Arm Holdings is the semiconductor conductor whose ARM architecture Apple licenses for everything from its A-series chips for iPhone and iPad to its upcoming Apple Silicon processors for Mac.

SoftBank’s parent company bought Arm for $32 billion in 2016. It is now part of the $100 billion Vision Fund.

While an Apple acquisition of Arm’s licensing operations may make sense on paper, however, Apple reportedly dropped out of bidding because of concerns about how it would work with competitors who depend on Arm’s technologies. As Bloomberg phrased it its report: “Arm’s licensing operation would fit poorly within Apple’s hardware and software business model.”

SoftBank is currently negotiating with Nvidia. Any deal that gets struck will be subject to lots of scrutiny from government agencies. Given that Apple is currently facing antitrust investigations, perhaps dropping out of negotiations was a smart idea for that reason.

Apple has a long history with Arm

Apple’s involvement with Arm dates back to the very start. It was founded in November 1990 as Advanced RISC Machines (ARM) as a joint venture between Acorn Computers, Apple, and VLSI Technology. Former Apple VP Larry Tesler, who died earlier this year, thought that Arm’s low-cost, low-power, high-performance technology would be the perfect mobile processor for the Newton MessagePad.

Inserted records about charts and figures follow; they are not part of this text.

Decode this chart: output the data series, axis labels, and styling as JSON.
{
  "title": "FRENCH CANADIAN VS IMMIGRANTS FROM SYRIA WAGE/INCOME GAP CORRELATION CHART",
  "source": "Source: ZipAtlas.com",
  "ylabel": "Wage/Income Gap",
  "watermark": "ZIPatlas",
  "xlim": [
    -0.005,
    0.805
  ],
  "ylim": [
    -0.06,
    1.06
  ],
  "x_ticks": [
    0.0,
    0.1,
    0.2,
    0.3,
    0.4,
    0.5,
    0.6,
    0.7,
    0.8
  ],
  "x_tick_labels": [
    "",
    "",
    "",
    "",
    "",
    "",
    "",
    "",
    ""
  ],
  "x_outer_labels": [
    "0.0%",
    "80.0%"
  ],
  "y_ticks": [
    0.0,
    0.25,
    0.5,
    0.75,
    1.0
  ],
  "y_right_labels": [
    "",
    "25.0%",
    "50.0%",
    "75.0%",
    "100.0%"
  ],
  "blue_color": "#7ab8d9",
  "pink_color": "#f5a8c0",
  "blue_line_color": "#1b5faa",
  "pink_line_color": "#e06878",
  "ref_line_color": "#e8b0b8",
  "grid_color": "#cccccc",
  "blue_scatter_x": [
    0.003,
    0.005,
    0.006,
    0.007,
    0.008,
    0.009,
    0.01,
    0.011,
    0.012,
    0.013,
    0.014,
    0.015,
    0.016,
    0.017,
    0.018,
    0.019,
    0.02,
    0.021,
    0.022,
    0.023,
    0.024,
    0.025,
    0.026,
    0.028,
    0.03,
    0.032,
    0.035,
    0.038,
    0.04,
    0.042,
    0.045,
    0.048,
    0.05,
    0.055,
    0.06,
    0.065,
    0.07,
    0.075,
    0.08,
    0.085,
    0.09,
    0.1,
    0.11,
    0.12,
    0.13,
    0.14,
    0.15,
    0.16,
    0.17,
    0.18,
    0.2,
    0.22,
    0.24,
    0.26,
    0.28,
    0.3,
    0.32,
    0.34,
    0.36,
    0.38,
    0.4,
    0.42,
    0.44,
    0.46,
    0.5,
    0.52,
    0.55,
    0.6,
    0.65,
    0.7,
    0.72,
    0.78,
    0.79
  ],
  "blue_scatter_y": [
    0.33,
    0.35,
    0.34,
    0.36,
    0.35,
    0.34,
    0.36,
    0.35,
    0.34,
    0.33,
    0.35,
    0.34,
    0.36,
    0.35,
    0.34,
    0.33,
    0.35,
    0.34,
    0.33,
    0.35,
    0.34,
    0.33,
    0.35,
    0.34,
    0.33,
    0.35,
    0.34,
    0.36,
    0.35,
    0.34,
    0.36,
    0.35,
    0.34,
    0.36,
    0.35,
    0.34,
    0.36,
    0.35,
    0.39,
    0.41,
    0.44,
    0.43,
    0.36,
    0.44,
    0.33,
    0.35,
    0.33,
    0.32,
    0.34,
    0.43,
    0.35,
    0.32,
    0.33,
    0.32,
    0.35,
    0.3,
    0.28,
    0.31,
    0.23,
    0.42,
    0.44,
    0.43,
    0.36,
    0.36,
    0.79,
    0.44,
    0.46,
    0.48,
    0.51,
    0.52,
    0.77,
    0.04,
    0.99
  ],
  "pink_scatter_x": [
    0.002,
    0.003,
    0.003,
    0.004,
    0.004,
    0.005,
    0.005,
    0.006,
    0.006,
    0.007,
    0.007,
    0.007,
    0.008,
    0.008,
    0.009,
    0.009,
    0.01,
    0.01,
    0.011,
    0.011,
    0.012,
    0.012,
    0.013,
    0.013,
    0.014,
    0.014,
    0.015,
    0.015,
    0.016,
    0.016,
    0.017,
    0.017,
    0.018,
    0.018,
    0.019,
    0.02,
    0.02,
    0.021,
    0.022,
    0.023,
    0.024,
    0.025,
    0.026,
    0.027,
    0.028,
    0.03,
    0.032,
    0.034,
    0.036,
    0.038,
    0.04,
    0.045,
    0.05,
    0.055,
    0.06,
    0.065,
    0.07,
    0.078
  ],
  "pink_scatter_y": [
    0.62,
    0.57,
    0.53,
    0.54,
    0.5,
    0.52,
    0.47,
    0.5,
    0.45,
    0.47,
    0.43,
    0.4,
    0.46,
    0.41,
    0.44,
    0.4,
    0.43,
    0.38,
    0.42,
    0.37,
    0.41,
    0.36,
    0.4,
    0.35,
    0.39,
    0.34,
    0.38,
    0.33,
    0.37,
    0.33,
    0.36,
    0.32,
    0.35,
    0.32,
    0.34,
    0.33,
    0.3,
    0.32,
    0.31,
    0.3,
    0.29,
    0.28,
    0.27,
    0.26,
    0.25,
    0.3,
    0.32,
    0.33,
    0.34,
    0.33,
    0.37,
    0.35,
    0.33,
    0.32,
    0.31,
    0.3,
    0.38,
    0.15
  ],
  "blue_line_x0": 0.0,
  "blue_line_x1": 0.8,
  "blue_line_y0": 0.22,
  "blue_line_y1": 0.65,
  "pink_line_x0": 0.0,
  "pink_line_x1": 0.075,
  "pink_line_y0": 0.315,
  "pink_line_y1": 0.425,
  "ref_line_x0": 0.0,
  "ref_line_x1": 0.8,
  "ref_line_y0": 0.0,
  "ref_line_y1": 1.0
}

Apple took a 43% share in the company for $3 million.

When Steve Jobs returned to Apple in the late 1990s, he sold a large share of Apple’s Arm holdings. This was at a time when Apple was dangerously close to bankruptcy.

Apple then started using ARM’s technology again with the iPhone and the iPad. Recently, Apple announced that it was going to use ARM architecture on the Mac with its new Apple Silicon. (As Rene Ritchie pointed out in a useful article recently, however, this ARM instruction set architecture isn’t the same thing as using an ARM chipset. The distinction may be subtle, but it’s important.)

To date, Apple used used Arm’s technology in more than 2 billion devices shipped over the past decade.